When purchased plants fail to thrive in their new environment, a blame game can erupt — and often does.
The end user instinctively looks at the installer if they used a professional, or the garden center if they purchased the plant at retail. The landscaper points to the landscape architect, figuring the plant was inappropriately selected or positioned improperly in the design. The landscaper and architect both might blame the wholesaler for passing along sickly plants. The retail nursery does the same. The wholesaler turns to the propagator, assuming the plants were weak to begin with.
It’s easy to get caught up in this, no matter what stage of the supply chain you represent. Sometimes it will cost you actual money, but at minimum your business reputation is being chipped away each time an installation suffers with transplant shock or failure to thrive.
Even if the blame game never begins because the end user blames himself, the plant still languishes. It’s still a failure and a waste.

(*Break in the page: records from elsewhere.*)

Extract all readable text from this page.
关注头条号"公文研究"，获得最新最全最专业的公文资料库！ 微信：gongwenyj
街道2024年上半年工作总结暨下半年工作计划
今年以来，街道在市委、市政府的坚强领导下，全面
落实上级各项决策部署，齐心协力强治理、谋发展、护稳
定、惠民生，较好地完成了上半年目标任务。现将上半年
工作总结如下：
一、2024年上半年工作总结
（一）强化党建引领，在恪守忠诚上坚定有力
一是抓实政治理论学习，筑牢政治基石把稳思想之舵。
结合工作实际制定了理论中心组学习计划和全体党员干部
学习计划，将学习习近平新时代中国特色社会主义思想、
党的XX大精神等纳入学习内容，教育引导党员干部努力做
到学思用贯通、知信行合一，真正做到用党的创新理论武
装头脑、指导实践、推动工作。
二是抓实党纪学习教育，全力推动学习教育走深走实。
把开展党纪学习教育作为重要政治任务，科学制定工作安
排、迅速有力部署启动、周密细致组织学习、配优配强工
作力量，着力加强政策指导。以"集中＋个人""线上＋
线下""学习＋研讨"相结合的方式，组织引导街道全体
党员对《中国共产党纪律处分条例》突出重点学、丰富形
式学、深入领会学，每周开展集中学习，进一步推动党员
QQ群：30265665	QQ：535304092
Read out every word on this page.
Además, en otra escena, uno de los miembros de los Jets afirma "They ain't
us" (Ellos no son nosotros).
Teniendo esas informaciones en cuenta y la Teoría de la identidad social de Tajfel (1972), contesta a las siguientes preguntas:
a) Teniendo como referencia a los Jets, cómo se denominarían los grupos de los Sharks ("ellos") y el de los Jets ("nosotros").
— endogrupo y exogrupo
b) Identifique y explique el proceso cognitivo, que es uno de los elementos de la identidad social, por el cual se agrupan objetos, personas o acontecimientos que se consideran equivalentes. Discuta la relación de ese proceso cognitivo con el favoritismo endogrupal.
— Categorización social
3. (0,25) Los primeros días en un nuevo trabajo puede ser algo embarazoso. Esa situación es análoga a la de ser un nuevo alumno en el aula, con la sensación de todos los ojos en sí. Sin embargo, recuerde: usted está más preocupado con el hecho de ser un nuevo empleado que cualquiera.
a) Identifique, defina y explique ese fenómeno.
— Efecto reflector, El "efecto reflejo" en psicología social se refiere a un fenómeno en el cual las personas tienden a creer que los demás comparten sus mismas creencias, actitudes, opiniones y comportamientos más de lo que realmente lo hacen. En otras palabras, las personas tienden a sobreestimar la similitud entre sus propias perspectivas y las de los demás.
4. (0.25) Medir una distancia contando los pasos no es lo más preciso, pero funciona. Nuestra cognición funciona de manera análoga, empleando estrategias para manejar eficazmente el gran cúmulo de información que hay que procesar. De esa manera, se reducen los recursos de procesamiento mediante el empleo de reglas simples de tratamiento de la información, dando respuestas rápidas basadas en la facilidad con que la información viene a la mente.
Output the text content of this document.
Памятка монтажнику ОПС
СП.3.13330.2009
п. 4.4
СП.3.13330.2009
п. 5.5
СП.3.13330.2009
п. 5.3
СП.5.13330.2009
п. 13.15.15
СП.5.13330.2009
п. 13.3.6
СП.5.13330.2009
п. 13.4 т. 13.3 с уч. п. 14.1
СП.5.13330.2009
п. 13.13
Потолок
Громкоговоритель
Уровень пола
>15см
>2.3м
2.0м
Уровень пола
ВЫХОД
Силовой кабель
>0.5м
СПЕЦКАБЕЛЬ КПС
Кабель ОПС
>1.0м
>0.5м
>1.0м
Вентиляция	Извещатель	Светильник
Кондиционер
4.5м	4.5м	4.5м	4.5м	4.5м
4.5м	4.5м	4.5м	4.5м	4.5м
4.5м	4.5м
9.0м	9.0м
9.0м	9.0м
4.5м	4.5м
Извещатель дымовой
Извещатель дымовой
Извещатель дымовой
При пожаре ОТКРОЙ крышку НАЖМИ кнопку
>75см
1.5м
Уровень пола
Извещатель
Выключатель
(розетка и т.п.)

The best way to win the blame game is to avoid it altogether. Whatever your place on the supply chain from propagator to retailer, inoculate against transplant stress with Mycorrhizae, beneficial microbials, and other nutrients and enablers at the time of planting. DIEHARD™ Transplant is a great place to start because it jump starts nature’s own processes and manages water supply in the meantime.
Transplant shock is a plant’s natural response to being placed in a suboptimal environment — stripped of nutrients the plant would naturally have and the beneficial microbial activity that would be serving the plant in a natural setting. Transplant shock is markedly reduced when we improve the soil they are placed in and the root system they are sending out. Transplant shock should be a key consideration at every stage of a plant’s journey from sprout to retail.
So stop the game already. We know what plants need, so let’s just give it to them!
Supply Chain, Unite!
In the end, we’re all on the same team. We all want healthy, thriving plants in our landscapes. Struggling plants are a waste of money, a reputation risk, and a disservice to the plants themselves.
With a vibrant, beautiful end in mind, let’s each do our part to put an end to transplant shock. It really is within our control!